LOCAL News :: Civil & Human Rights : International Relations : Protest Activity : Women's Issues
Immigrant Mom Continues Stand Against Family Separation
Two months after she was ordered deported by the Department of Homeland Security, Elvira Arellano, who is still taking sanctuary in a church in Humboldt Park, Chicago, has become a symbol for undocumented parents fighting to stay in the US with their citizen children.
Two months after she was ordered deported by the Department of Homeland Security, Elvira Arellano, who is still taking sanctuary in a church in Humboldt Park, Chicago, has become a symbol for undocumented parents fighting to stay in the US with their citizen children.
Arellano is taking refuge in the Adalberto United Methodist Church, hoping government agents will not enter to detain and deport her. Although Arellano's initial stand was an individual one, she has since shifted to protesting in the name of the tens of thousands of US citizen children with undocumented parents.
"If they come to get me, the nation will see what they do to families," Arellano told The NewStandard during an interview at the church. "We're calling on all community organizations, all people nationally to rise up for legalization and justice for all."
If deportations of undocumented immigrants are carried out on a mass scale as some anti-immigrant politicians and activists have proposed, scores of families will be broken up and children will be left in the US without their parents.
Last month, a federal judge denied a lawsuit filed on behalf of Arellano's seven-year-old son Saul, alleging his civil rights would be violated if his mother were deported.

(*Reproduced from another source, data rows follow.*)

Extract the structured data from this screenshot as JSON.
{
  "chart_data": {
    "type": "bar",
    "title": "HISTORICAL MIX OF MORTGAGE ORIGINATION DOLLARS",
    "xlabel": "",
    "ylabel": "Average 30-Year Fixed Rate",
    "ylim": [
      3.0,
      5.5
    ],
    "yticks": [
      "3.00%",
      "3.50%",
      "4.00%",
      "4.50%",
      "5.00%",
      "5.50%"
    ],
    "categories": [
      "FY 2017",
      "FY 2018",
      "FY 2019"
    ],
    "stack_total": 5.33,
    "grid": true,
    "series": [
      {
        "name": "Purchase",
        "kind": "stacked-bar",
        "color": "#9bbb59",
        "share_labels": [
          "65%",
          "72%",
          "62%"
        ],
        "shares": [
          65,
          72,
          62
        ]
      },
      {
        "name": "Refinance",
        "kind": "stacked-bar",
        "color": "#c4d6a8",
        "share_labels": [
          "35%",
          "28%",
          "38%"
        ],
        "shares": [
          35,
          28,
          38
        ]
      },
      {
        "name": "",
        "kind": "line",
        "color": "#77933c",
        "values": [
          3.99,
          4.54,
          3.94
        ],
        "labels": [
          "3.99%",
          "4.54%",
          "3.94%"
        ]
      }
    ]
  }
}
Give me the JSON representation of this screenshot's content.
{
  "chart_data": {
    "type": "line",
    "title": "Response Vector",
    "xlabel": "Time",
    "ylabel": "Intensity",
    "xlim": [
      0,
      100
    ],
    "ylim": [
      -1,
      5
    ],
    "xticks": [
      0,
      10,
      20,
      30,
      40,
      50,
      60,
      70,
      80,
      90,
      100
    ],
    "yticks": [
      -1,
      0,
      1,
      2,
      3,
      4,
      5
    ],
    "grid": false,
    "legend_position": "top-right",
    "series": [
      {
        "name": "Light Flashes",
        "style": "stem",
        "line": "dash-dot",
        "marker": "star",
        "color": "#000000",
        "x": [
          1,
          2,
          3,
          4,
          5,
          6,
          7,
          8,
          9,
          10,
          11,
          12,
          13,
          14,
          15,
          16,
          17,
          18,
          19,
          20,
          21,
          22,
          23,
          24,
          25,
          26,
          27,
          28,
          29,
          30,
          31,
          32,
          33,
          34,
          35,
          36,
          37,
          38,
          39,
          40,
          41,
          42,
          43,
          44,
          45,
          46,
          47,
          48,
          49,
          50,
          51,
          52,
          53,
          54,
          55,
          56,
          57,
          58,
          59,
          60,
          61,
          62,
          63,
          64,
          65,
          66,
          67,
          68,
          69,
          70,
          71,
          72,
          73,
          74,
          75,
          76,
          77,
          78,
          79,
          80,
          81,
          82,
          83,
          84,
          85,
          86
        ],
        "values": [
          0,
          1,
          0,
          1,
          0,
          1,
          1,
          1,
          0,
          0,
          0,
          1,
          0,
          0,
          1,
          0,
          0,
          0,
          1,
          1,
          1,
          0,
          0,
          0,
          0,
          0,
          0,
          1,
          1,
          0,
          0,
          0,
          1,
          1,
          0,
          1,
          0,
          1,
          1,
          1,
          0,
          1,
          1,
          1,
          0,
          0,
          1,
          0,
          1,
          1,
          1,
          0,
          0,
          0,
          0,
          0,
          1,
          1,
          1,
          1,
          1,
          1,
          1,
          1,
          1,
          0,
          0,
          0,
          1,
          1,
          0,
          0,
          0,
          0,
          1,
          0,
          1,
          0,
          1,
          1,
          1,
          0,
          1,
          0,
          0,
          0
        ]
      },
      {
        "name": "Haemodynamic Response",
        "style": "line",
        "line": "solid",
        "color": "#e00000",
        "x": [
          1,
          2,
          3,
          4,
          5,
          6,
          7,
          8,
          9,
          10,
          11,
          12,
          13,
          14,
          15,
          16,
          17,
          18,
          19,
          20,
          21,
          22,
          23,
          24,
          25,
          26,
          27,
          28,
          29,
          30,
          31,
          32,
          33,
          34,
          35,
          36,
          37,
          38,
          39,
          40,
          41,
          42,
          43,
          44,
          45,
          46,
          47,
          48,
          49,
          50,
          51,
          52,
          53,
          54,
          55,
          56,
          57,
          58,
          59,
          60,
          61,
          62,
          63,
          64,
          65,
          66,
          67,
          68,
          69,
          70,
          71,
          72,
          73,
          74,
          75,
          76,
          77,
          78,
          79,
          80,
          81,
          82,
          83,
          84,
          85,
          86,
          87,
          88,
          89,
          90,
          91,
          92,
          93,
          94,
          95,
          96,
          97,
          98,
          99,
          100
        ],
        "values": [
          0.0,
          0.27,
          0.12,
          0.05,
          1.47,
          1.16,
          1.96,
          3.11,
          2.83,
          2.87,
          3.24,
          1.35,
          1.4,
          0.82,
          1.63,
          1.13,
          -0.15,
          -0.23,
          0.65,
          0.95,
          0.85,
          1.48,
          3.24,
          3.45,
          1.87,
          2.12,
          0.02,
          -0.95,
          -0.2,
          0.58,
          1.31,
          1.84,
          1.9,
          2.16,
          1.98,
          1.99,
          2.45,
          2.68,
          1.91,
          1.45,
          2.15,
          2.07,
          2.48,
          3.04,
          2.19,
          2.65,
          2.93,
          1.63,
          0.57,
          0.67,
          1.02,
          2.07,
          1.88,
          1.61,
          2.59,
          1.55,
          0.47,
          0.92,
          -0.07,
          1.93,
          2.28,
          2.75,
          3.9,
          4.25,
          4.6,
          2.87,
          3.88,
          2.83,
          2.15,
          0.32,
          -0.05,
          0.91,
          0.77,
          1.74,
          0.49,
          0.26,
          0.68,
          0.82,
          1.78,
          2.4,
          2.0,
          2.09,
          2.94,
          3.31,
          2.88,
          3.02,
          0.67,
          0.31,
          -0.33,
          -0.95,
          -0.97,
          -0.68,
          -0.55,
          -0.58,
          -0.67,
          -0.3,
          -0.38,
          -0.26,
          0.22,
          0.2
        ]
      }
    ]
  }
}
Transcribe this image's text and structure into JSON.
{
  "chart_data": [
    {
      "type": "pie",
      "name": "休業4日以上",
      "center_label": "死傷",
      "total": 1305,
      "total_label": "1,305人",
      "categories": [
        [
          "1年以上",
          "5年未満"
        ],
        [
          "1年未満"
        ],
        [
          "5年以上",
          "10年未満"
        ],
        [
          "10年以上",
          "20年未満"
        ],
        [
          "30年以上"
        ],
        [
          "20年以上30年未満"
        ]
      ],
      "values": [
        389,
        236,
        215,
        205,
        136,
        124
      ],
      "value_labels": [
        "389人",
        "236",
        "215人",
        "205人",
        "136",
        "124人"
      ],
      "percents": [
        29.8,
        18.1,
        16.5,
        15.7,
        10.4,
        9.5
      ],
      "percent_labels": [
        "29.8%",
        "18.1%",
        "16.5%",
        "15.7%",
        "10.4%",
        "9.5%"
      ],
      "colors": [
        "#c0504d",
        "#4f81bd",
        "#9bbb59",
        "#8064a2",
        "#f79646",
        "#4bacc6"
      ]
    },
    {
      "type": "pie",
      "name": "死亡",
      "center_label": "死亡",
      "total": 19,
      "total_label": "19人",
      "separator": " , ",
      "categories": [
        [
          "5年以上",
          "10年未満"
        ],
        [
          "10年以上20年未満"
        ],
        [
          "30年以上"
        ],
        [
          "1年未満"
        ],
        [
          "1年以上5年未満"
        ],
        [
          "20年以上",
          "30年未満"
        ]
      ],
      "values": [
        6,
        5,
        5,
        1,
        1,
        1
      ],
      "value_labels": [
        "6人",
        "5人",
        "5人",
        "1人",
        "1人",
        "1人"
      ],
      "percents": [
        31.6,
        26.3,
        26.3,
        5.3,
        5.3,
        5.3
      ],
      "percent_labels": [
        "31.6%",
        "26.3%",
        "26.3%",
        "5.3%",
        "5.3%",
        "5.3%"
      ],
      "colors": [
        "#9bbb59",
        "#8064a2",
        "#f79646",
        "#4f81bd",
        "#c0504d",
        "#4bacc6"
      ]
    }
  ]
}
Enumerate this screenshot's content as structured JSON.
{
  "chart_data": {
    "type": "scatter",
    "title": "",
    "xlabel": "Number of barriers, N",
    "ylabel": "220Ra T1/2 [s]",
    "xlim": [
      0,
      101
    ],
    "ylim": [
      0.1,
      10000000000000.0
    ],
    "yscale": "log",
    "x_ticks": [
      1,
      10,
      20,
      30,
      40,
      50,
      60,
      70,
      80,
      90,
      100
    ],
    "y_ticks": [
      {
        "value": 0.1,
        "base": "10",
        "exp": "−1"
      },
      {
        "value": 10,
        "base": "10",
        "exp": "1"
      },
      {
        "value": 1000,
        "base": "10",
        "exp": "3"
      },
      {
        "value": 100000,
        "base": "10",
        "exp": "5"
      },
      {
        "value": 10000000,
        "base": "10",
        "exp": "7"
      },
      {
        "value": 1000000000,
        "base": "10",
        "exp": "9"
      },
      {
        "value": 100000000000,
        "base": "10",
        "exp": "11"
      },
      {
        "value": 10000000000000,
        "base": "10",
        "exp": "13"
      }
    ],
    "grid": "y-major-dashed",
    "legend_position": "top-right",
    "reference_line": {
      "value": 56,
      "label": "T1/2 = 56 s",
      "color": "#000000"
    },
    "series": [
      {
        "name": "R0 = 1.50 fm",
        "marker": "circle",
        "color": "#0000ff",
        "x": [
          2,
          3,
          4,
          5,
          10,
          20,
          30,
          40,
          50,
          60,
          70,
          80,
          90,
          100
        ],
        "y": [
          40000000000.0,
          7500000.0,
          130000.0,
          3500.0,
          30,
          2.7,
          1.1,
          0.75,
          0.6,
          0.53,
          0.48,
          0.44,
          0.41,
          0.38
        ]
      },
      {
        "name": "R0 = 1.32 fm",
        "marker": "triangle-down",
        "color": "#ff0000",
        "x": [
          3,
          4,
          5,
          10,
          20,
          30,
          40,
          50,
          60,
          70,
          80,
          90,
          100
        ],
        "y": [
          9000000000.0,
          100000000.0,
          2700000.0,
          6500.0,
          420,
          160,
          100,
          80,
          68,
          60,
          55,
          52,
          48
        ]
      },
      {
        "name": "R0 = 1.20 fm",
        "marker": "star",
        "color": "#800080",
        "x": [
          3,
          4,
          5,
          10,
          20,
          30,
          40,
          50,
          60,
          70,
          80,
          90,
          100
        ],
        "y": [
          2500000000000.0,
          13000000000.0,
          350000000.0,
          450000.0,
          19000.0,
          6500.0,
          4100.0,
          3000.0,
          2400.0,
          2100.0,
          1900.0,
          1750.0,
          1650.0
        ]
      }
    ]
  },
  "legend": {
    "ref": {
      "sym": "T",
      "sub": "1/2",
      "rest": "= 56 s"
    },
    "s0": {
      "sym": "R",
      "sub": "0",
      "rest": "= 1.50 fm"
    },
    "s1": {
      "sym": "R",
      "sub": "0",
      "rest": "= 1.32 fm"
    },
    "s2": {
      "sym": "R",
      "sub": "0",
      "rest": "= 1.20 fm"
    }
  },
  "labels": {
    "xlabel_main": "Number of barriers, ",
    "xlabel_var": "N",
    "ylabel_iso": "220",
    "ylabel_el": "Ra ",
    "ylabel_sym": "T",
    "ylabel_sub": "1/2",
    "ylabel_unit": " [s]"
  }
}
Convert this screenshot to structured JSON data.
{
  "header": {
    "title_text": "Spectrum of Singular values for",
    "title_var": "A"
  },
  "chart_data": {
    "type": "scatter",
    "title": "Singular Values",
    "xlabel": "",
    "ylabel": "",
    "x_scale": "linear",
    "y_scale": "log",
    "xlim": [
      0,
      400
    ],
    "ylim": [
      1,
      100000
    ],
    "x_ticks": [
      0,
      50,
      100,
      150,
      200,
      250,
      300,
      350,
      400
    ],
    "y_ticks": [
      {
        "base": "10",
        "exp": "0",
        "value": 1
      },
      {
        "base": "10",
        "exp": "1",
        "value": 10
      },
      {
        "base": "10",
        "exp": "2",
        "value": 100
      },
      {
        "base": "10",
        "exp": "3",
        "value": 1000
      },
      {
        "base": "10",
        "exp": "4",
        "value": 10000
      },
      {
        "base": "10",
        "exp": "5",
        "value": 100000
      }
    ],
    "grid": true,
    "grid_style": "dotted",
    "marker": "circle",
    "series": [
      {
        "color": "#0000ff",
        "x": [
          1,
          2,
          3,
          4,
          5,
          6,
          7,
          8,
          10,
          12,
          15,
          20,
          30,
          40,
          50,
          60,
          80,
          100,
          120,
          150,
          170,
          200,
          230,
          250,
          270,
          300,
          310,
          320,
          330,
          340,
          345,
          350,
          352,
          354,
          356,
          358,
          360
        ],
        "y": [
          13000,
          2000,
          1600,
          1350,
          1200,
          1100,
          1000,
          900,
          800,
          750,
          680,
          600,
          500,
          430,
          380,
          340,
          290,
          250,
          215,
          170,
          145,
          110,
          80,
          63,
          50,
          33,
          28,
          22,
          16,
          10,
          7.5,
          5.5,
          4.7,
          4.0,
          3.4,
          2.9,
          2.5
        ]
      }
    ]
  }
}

Arellano's cause has rallied powerful and well-seasoned allies. Her stand comes at a time when anti-immigrant fervor is being stoked by political campaigning, and while tensions between blacks and Latinos are simmering. But Arellano has drawn support from black leaders, and her campaign is being run out of a church in a Puerto Rican neighborhood largely by activists with long histories in multi-ethnic organizing.
The strip of Division Street where Arellano is living was ground zero for the movement that led to the freeing of Puerto Rican nationalist prisoners in 1999 after a nearly two-decade struggle. The pastor of the church, Walter Coleman, was a key community leader in the campaign to elect Chicago's first black mayor, Harold Washington, in 1983 – a campaign that brought together black, Chicano, Mexican, Puerto Rican, Appalachian and other disenfranchised communities.
The group Centro Sin Fronteras has also been central in Arellano's defense; they have a long history of fighting for immigrants' rights and promoting Puerto Rican-Mexican unity.
Chicago Mayor Richard M. Daley has publicly supported Arellano, and Chicago police are barred from asking immigrants about their immigration status.
The administration of Cook County, which includes Chicago, is currently considering a "sanctuary" resolution which would prevent county employees from asking about immigration status and ensure undocumented immigrants have access to all county services.
"I'm disobeying the law but the people are with me," said Arellano.
Arellano's actions echo the sanctuary movement of the 1980s when Central American refugees, fleeing civil wars, took shelter in US churches to avoid being returned to homelands to face political persecution.
Homeland Security officials have said they have the power to detain Arellano wherever she is; there is no legal guarantee of sanctuary in a church.